Note: the JADE dataset, once extracted is about 8GB. The indexing takes about 10 minutes on a not-so-recent laptop, and the resulting index is about 4GB. So to run the search, you need more than 12GB of free space on your disk. The estimated time to run the whole pipeline is about 20 minutes. After that, searches should feel instantaneous (way below 1 second).

Usage

This repository is a wrapper around two very different ways to interact with the Dila datasets. On the one hand, it allows to download and index the datasets yourself. On the other hand, it allows to use the API provided by the Dila to access the datasets. If you are interested in a few results, then the API is the best way to go. If you are interested in a lot of results, then it is better to download the datasets yourself.

Use the datasets

To download and index the datasets yourself use the following command:

dilarxiv --tarballs 

This will download all the datasets provided by the Dila. If you are interested in a specific dataset, you can use the --fond option (any number of times) to specify the datasets you are interested in. For example, to download the CASS dataset, you can use the following command:

dilarxiv --tarballs --fond CASS

Note that datasets are available on the open data portal of the Dila. Therefore, it is possible to only download specific archives and not whole datasets.

To automatically extract the datasets, you can use the --extract option. This assumes that there is a tarball folder available, for instance because you have just downloaded the datasets using the --tarballs option.

dilarxiv --extract

Now, the extracted content is available in the extracted folder. The content is organized in many subfolders, ultimately containing XML files. To index the datasets, you can use the --index option. This will create a index folder with the internal structure of the index allowing for fast searches.

dilarxiv --index

Warning: indexing can be quite time / cpu consuming.

Now, to search for documents in the index, you can use the --query option. This will perform a fulltext search and return the actual paths of the files of interest.

dilarxiv --query "search term"

By default, the answer is just a list of ten results. If you want to built an actual list of all the results, you can use the --save option that will create a text file with one line per result.

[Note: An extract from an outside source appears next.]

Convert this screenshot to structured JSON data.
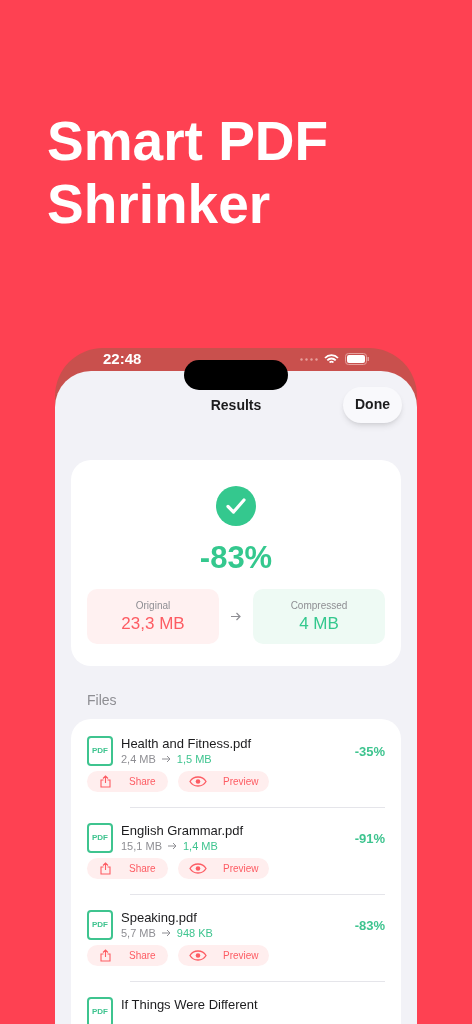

dilarxiv --query "search term" --save result-list.txt

If you want to turn the result list into a CSV file with text and metadata, you can use the --csv option. This will create a CSV file with columns for the metadata and the textual content of the documents. Note that some columns may contain nulls. The CSV file is created in the same folder as the result list, with the extra .csv extension.

dilarxiv --csv result-list.txt

The CSV file will have the following name result-list.txt.csv.

Use the API (testing phase)

To use the API, you need to create an account on the PISTE website that hosts the APIs. Following the instructions, you will get an API key that must be stored in a file called client-secret.txt together with an identifier that should be stored in a file called client-id.txt.

dilapi --query "ceseda" --start-year 2020 --end-year 2023 --fond "CETAT"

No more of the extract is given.